Its rectangular section fuselage was entirely wooden, with spruce longerons and 2 mm thick plywood covering. The engine was a water-cooled, six cylinder Hispano-Suiza 6Pa with its fuel tanks between the wing spar of the central section, within the lower fuselage. Behind the engine was a multi-windowed cabin with two seats in tandem and fitted with dual controls; without dual control a third tandem seat could be added. The empennage was also wood-framed, with ply-covered fixed surfaces and fabric-covered control surfaces. Like the wings, the tail surfaces were straight-tapered to rounded tips. The tailplane was mounted on top of the fuselage and the elevators were split to allow rudder movement.
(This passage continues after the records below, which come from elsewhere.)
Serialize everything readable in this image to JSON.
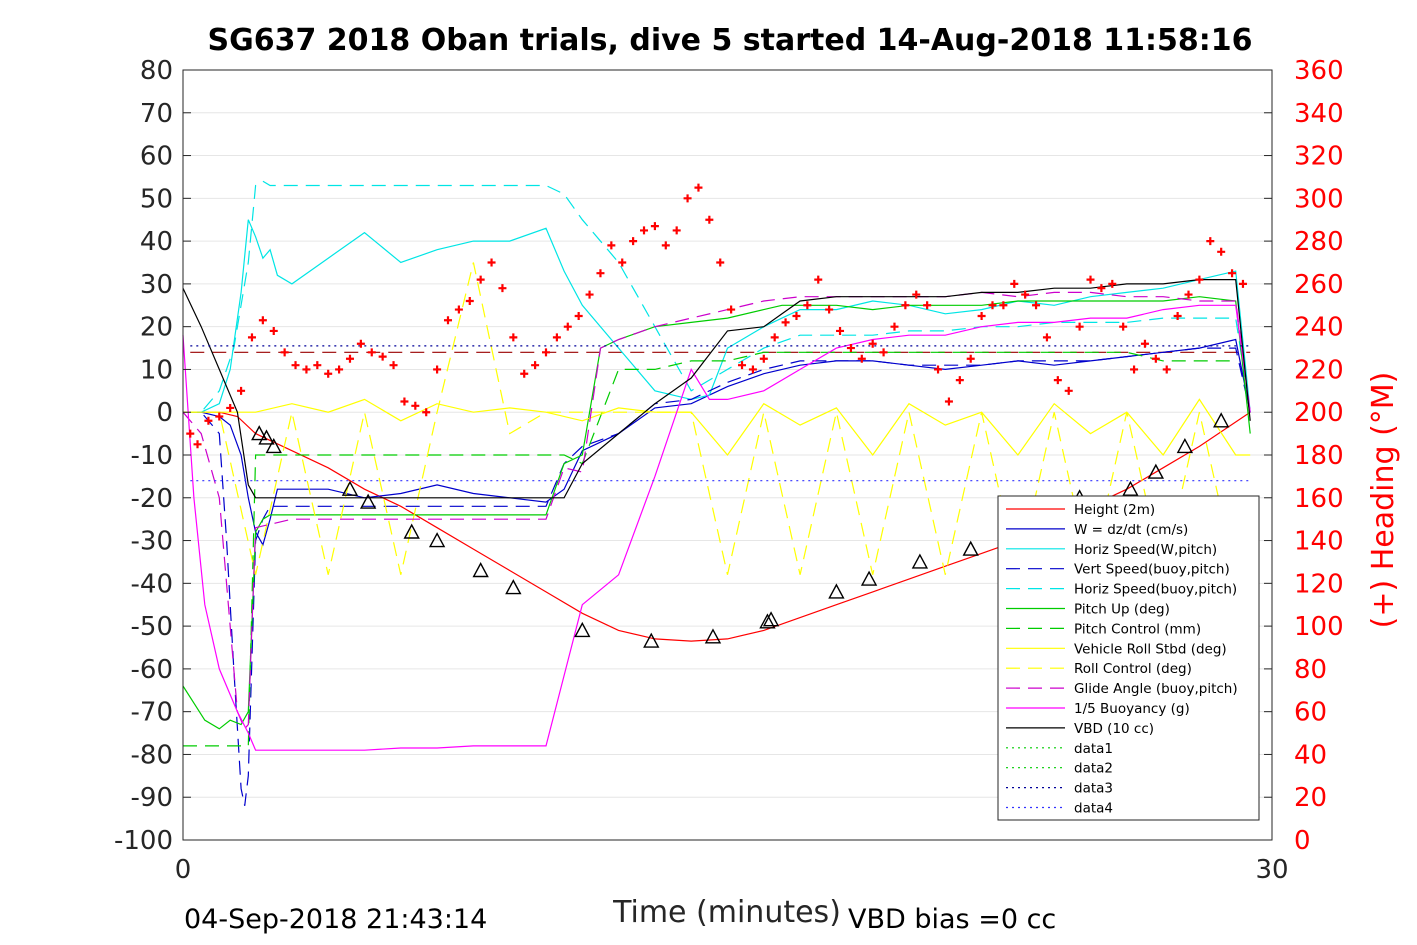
{
  "chart_data": {
    "type": "line",
    "title": "SG637 2018 Oban trials, dive 5 started 14-Aug-2018 11:58:16",
    "xlabel": "Time (minutes)",
    "ylabel_right": "(+) Heading (°M)",
    "xlim": [
      0,
      30
    ],
    "ylim": [
      -100,
      80
    ],
    "y2lim": [
      0,
      360
    ],
    "x_ticks": [
      "0",
      "30"
    ],
    "y_ticks": [
      "80",
      "70",
      "60",
      "50",
      "40",
      "30",
      "20",
      "10",
      "0",
      "-10",
      "-20",
      "-30",
      "-40",
      "-50",
      "-60",
      "-70",
      "-80",
      "-90",
      "-100"
    ],
    "y2_ticks": [
      "360",
      "340",
      "320",
      "300",
      "280",
      "260",
      "240",
      "220",
      "200",
      "180",
      "160",
      "140",
      "120",
      "100",
      "80",
      "60",
      "40",
      "20",
      "0"
    ],
    "grid": "horizontal",
    "legend_position": "bottom-right",
    "footer_left": "04-Sep-2018 21:43:14",
    "footer_right": "VBD bias =0 cc",
    "colors": {
      "height": "#ff0000",
      "w": "#0000cc",
      "horiz": "#00e5e5",
      "pitch": "#00cc00",
      "roll": "#ffff00",
      "glide": "#cc00cc",
      "buoy": "#ff00ff",
      "vbd": "#000000",
      "heading": "#ff0000",
      "data3": "#000099",
      "data4": "#3333ff",
      "dashed_red": "#990000"
    },
    "series": [
      {
        "name": "Height (2m)",
        "color": "#ff0000",
        "style": "solid",
        "x": [
          0,
          1,
          1.5,
          2,
          2.5,
          3,
          4,
          5,
          6,
          7,
          8,
          9,
          10,
          11,
          12,
          13,
          14,
          15,
          16,
          17,
          18,
          19,
          20,
          21,
          22,
          23,
          24,
          25,
          26,
          27,
          28,
          29.4
        ],
        "y": [
          0,
          0,
          -1,
          -5,
          -7,
          -9,
          -13,
          -18,
          -22,
          -27,
          -32,
          -37,
          -42,
          -47,
          -51,
          -53,
          -53.5,
          -53,
          -51,
          -48,
          -45,
          -42,
          -39,
          -36,
          -33,
          -30,
          -26,
          -22,
          -18,
          -13,
          -8,
          0
        ]
      },
      {
        "name": "W = dz/dt (cm/s)",
        "color": "#0000cc",
        "style": "solid",
        "x": [
          0,
          0.5,
          1,
          1.3,
          1.6,
          1.8,
          2,
          2.2,
          2.4,
          2.6,
          3,
          4,
          5,
          6,
          7,
          8,
          9,
          10,
          10.5,
          11,
          12,
          13,
          14,
          14.5,
          15,
          16,
          16.5,
          17,
          18,
          19,
          20,
          21,
          22,
          23,
          24,
          25,
          26,
          27,
          28,
          29,
          29.4
        ],
        "y": [
          0,
          0,
          -1,
          -3,
          -10,
          -20,
          -28,
          -31,
          -25,
          -18,
          -18,
          -18,
          -20,
          -19,
          -17,
          -19,
          -20,
          -21,
          -18,
          -9,
          -5,
          1,
          2,
          4,
          6,
          9,
          10,
          11,
          12,
          12,
          11,
          10,
          11,
          12,
          11,
          12,
          13,
          14,
          15,
          17,
          0
        ]
      },
      {
        "name": "Horiz Speed(W,pitch)",
        "color": "#00e5e5",
        "style": "solid",
        "x": [
          0,
          0.5,
          1,
          1.3,
          1.6,
          1.8,
          2,
          2.2,
          2.4,
          2.6,
          3,
          4,
          5,
          6,
          7,
          8,
          9,
          10,
          10.5,
          11,
          12,
          13,
          14,
          14.5,
          15,
          16,
          16.5,
          17,
          18,
          19,
          20,
          21,
          22,
          23,
          24,
          25,
          26,
          27,
          28,
          29,
          29.4
        ],
        "y": [
          0,
          0,
          2,
          10,
          28,
          45,
          41,
          36,
          38,
          32,
          30,
          36,
          42,
          35,
          38,
          40,
          40,
          43,
          33,
          25,
          15,
          5,
          3,
          4,
          15,
          20,
          22,
          24,
          24,
          26,
          25,
          23,
          24,
          26,
          25,
          27,
          28,
          29,
          31,
          33,
          0
        ]
      },
      {
        "name": "Vert Speed(buoy,pitch)",
        "color": "#0000cc",
        "style": "dashed",
        "x": [
          0,
          0.5,
          1,
          1.2,
          1.4,
          1.6,
          1.7,
          1.8,
          2,
          2.2,
          2.4,
          2.6,
          3,
          4,
          5,
          6,
          7,
          8,
          9,
          10,
          10.5,
          11,
          12,
          13,
          14,
          15,
          16,
          17,
          18,
          19,
          20,
          21,
          22,
          23,
          24,
          25,
          26,
          27,
          28,
          29,
          29.4
        ],
        "y": [
          0,
          0,
          -5,
          -30,
          -60,
          -88,
          -92,
          -85,
          -30,
          -25,
          -22,
          -22,
          -22,
          -22,
          -22,
          -22,
          -22,
          -22,
          -22,
          -22,
          -12,
          -8,
          -5,
          2,
          3,
          7,
          10,
          12,
          12,
          12,
          11,
          11,
          11,
          12,
          12,
          12,
          13,
          14,
          15,
          15,
          0
        ]
      },
      {
        "name": "Horiz Speed(buoy,pitch)",
        "color": "#00e5e5",
        "style": "dashed",
        "x": [
          0,
          0.5,
          1,
          1.4,
          1.8,
          2,
          2.2,
          2.4,
          3,
          4,
          5,
          6,
          7,
          8,
          9,
          10,
          10.5,
          11,
          12,
          13,
          14,
          15,
          16,
          17,
          18,
          19,
          20,
          21,
          22,
          23,
          24,
          25,
          26,
          27,
          28,
          29,
          29.4
        ],
        "y": [
          0,
          0,
          5,
          15,
          35,
          53,
          54,
          53,
          53,
          53,
          53,
          53,
          53,
          53,
          53,
          53,
          51,
          45,
          35,
          20,
          5,
          10,
          15,
          18,
          18,
          18,
          19,
          19,
          20,
          20,
          21,
          21,
          21,
          22,
          22,
          22,
          0
        ]
      },
      {
        "name": "Pitch Up (deg)",
        "color": "#00cc00",
        "style": "solid",
        "x": [
          0,
          0.3,
          0.6,
          1,
          1.3,
          1.6,
          1.8,
          2,
          2.2,
          2.4,
          2.6,
          3,
          4,
          5,
          6,
          7,
          8,
          9,
          10,
          10.5,
          11,
          11.5,
          12,
          13,
          14,
          15,
          16,
          16.5,
          17,
          18,
          19,
          20,
          21,
          22,
          23,
          24,
          25,
          26,
          27,
          28,
          29,
          29.4
        ],
        "y": [
          -64,
          -68,
          -72,
          -74,
          -72,
          -73,
          -70,
          -28,
          -25,
          -24,
          -24,
          -24,
          -24,
          -24,
          -24,
          -24,
          -24,
          -24,
          -24,
          -12,
          -10,
          15,
          17,
          20,
          21,
          22,
          24,
          25,
          25,
          25,
          24,
          25,
          25,
          25,
          26,
          26,
          26,
          26,
          26,
          27,
          26,
          -5
        ]
      },
      {
        "name": "Pitch Control (mm)",
        "color": "#00cc00",
        "style": "dashed",
        "x": [
          0,
          1.2,
          1.8,
          2,
          2.5,
          3,
          6,
          10,
          10.5,
          11,
          12,
          13,
          14,
          15,
          16,
          17,
          18,
          19,
          20,
          21,
          22,
          23,
          24,
          25,
          26,
          27,
          28,
          29
        ],
        "y": [
          -78,
          -78,
          -78,
          -10,
          -10,
          -10,
          -10,
          -10,
          -10,
          -12,
          10,
          10,
          12,
          12,
          14,
          14,
          14,
          14,
          14,
          14,
          14,
          14,
          14,
          14,
          14,
          12,
          12,
          12
        ]
      },
      {
        "name": "Vehicle Roll Stbd (deg)",
        "color": "#ffff00",
        "style": "solid",
        "x": [
          0,
          1,
          2,
          3,
          4,
          5,
          6,
          7,
          8,
          9,
          10,
          11,
          12,
          13,
          14,
          15,
          16,
          17,
          18,
          19,
          20,
          21,
          22,
          23,
          24,
          25,
          26,
          27,
          28,
          29,
          29.4
        ],
        "y": [
          0,
          0,
          0,
          2,
          0,
          3,
          -2,
          2,
          0,
          1,
          0,
          -2,
          1,
          0,
          0,
          -10,
          2,
          -3,
          1,
          -10,
          2,
          -3,
          0,
          -10,
          2,
          -5,
          0,
          -10,
          3,
          -10,
          -10
        ]
      },
      {
        "name": "Roll Control (deg)",
        "color": "#ffff00",
        "style": "dashed",
        "x": [
          0,
          1,
          2,
          3,
          4,
          5,
          6,
          7,
          8,
          9,
          10,
          11,
          12,
          13,
          14,
          15,
          16,
          17,
          18,
          19,
          20,
          21,
          22,
          23,
          24,
          25,
          26,
          27,
          28,
          29,
          29.4
        ],
        "y": [
          0,
          0,
          -38,
          0,
          -38,
          0,
          -38,
          0,
          35,
          -5,
          0,
          0,
          0,
          0,
          0,
          -38,
          0,
          -38,
          0,
          -38,
          0,
          -38,
          0,
          -38,
          0,
          -38,
          0,
          -38,
          0,
          -38,
          -38
        ]
      },
      {
        "name": "Glide Angle (buoy,pitch)",
        "color": "#cc00cc",
        "style": "dashed",
        "x": [
          0,
          0.5,
          1,
          1.5,
          1.7,
          1.8,
          2,
          3,
          4,
          5,
          6,
          7,
          8,
          9,
          10,
          10.5,
          11,
          11.5,
          12,
          13,
          14,
          15,
          16,
          17,
          18,
          19,
          20,
          21,
          22,
          23,
          24,
          25,
          26,
          27,
          28,
          29,
          29.4
        ],
        "y": [
          0,
          -5,
          -20,
          -70,
          -74,
          -73,
          -27,
          -25,
          -25,
          -25,
          -25,
          -25,
          -25,
          -25,
          -25,
          -13,
          -14,
          15,
          17,
          20,
          22,
          24,
          26,
          27,
          27,
          27,
          27,
          27,
          28,
          27,
          28,
          28,
          27,
          27,
          26,
          26,
          0
        ]
      },
      {
        "name": "1/5 Buoyancy (g)",
        "color": "#ff00ff",
        "style": "solid",
        "x": [
          0,
          0.3,
          0.6,
          1,
          1.5,
          1.8,
          2,
          3,
          4,
          5,
          6,
          7,
          8,
          9,
          10,
          11,
          12,
          13,
          14,
          14.5,
          15,
          16,
          17,
          18,
          19,
          20,
          21,
          22,
          23,
          24,
          25,
          26,
          27,
          28,
          29,
          29.4
        ],
        "y": [
          18,
          -20,
          -45,
          -60,
          -70,
          -75,
          -79,
          -79,
          -79,
          -79,
          -78.5,
          -78.5,
          -78,
          -78,
          -78,
          -45,
          -38,
          -15,
          10,
          3,
          3,
          5,
          10,
          15,
          17,
          18,
          18,
          20,
          21,
          21,
          22,
          22,
          24,
          25,
          25,
          0
        ]
      },
      {
        "name": "VBD (10 cc)",
        "color": "#000000",
        "style": "solid",
        "x": [
          0,
          0.5,
          1,
          1.5,
          1.8,
          2,
          3,
          4,
          5,
          6,
          7,
          8,
          9,
          10,
          10.5,
          11,
          12,
          13,
          14,
          15,
          16,
          16.5,
          17,
          18,
          19,
          20,
          21,
          22,
          23,
          24,
          25,
          26,
          27,
          28,
          29,
          29.4
        ],
        "y": [
          29,
          20,
          10,
          0,
          -17,
          -20,
          -20,
          -20,
          -20,
          -20,
          -20,
          -20,
          -20,
          -20,
          -20,
          -12,
          -5,
          2,
          8,
          19,
          20,
          23,
          26,
          27,
          27,
          27,
          27,
          28,
          28,
          29,
          29,
          30,
          30,
          31,
          31,
          -2
        ]
      },
      {
        "name": "data1",
        "color": "#00cc00",
        "style": "dotted",
        "x": [],
        "y": []
      },
      {
        "name": "data2",
        "color": "#00cc00",
        "style": "dotted",
        "x": [],
        "y": []
      },
      {
        "name": "data3",
        "color": "#000099",
        "style": "dotted",
        "x": [
          0.2,
          29.4
        ],
        "y": [
          15.5,
          15.5
        ]
      },
      {
        "name": "data4",
        "color": "#3333ff",
        "style": "dotted",
        "x": [
          0.2,
          29.4
        ],
        "y": [
          -16,
          -16
        ]
      }
    ],
    "reference_lines": [
      {
        "color": "#990000",
        "style": "dashed",
        "y": 14,
        "x": [
          0.2,
          29.4
        ]
      }
    ],
    "heading": {
      "color": "#ff0000",
      "axis": "right",
      "x": [
        0.2,
        0.4,
        0.7,
        1,
        1.3,
        1.6,
        1.9,
        2.2,
        2.5,
        2.8,
        3.1,
        3.4,
        3.7,
        4,
        4.3,
        4.6,
        4.9,
        5.2,
        5.5,
        5.8,
        6.1,
        6.4,
        6.7,
        7,
        7.3,
        7.6,
        7.9,
        8.2,
        8.5,
        8.8,
        9.1,
        9.4,
        9.7,
        10,
        10.3,
        10.6,
        10.9,
        11.2,
        11.5,
        11.8,
        12.1,
        12.4,
        12.7,
        13,
        13.3,
        13.6,
        13.9,
        14.2,
        14.5,
        14.8,
        15.1,
        15.4,
        15.7,
        16,
        16.3,
        16.6,
        16.9,
        17.2,
        17.5,
        17.8,
        18.1,
        18.4,
        18.7,
        19,
        19.3,
        19.6,
        19.9,
        20.2,
        20.5,
        20.8,
        21.1,
        21.4,
        21.7,
        22,
        22.3,
        22.6,
        22.9,
        23.2,
        23.5,
        23.8,
        24.1,
        24.4,
        24.7,
        25,
        25.3,
        25.6,
        25.9,
        26.2,
        26.5,
        26.8,
        27.1,
        27.4,
        27.7,
        28,
        28.3,
        28.6,
        28.9,
        29.2
      ],
      "y": [
        190,
        185,
        196,
        198,
        202,
        210,
        235,
        243,
        238,
        228,
        222,
        220,
        222,
        218,
        220,
        225,
        232,
        228,
        226,
        222,
        205,
        203,
        200,
        220,
        243,
        248,
        252,
        262,
        270,
        258,
        235,
        218,
        222,
        228,
        235,
        240,
        245,
        255,
        265,
        278,
        270,
        280,
        285,
        287,
        278,
        285,
        300,
        305,
        290,
        270,
        248,
        222,
        220,
        225,
        235,
        242,
        245,
        250,
        262,
        248,
        238,
        230,
        225,
        232,
        228,
        240,
        250,
        255,
        250,
        220,
        205,
        215,
        225,
        245,
        250,
        250,
        260,
        255,
        250,
        235,
        215,
        210,
        240,
        262,
        258,
        260,
        240,
        220,
        232,
        225,
        220,
        245,
        255,
        262,
        280,
        275,
        265,
        260
      ]
    },
    "markers": {
      "style": "triangle",
      "x": [
        2.1,
        2.3,
        2.5,
        4.6,
        5.1,
        6.3,
        7,
        8.2,
        9.1,
        11,
        12.9,
        14.6,
        16.1,
        16.2,
        18,
        18.9,
        20.3,
        21.7,
        22.8,
        24.7,
        26.1,
        26.8,
        27.6,
        28.6
      ],
      "y": [
        -5,
        -6,
        -8,
        -18,
        -21,
        -28,
        -30,
        -37,
        -41,
        -51,
        -53.5,
        -52.5,
        -49,
        -48.5,
        -42,
        -39,
        -35,
        -32,
        -27,
        -20,
        -18,
        -14,
        -8,
        -2
      ]
    }
  }
}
The M-5's fixed, tailskid undercarriage had a track of 2.40 m. Its mainwheels were on cranked steel axles hinged on the lower fuselage longerons which also mounted oblique drag struts, forming a V. Vertical legs from the axle ends operated rubber shock absorbers within the wing leading edge, like those used by Klemm light aircraft.

Muniz had hoped that the aircraft would be ready for the August 1929 International Lightplane Tour of Europe but, though in that month the M-5 was reported as "nearly ready", the first flight was not made for almost another year, when it was flown from Issy-les-Moulineaux on 10 July 1930, piloted by Delmotte. Two days later he flew it to Villacoublay, where five days later Muniz displayed it to the Brazilian community. There were several senior military officers there, as the M-5 could be used as a liaison aircraft. After more flights into early August, the initial report was that the M-5 was stable, fast and landed slowly.

It was still undergoing trials at Villacoublay at the start of 1931. Fifteen months later Muniz had returned to Brazil where he went on to design successful trainers like the Muniz M-7 and M-9; it is not known if the M-5 returned with him.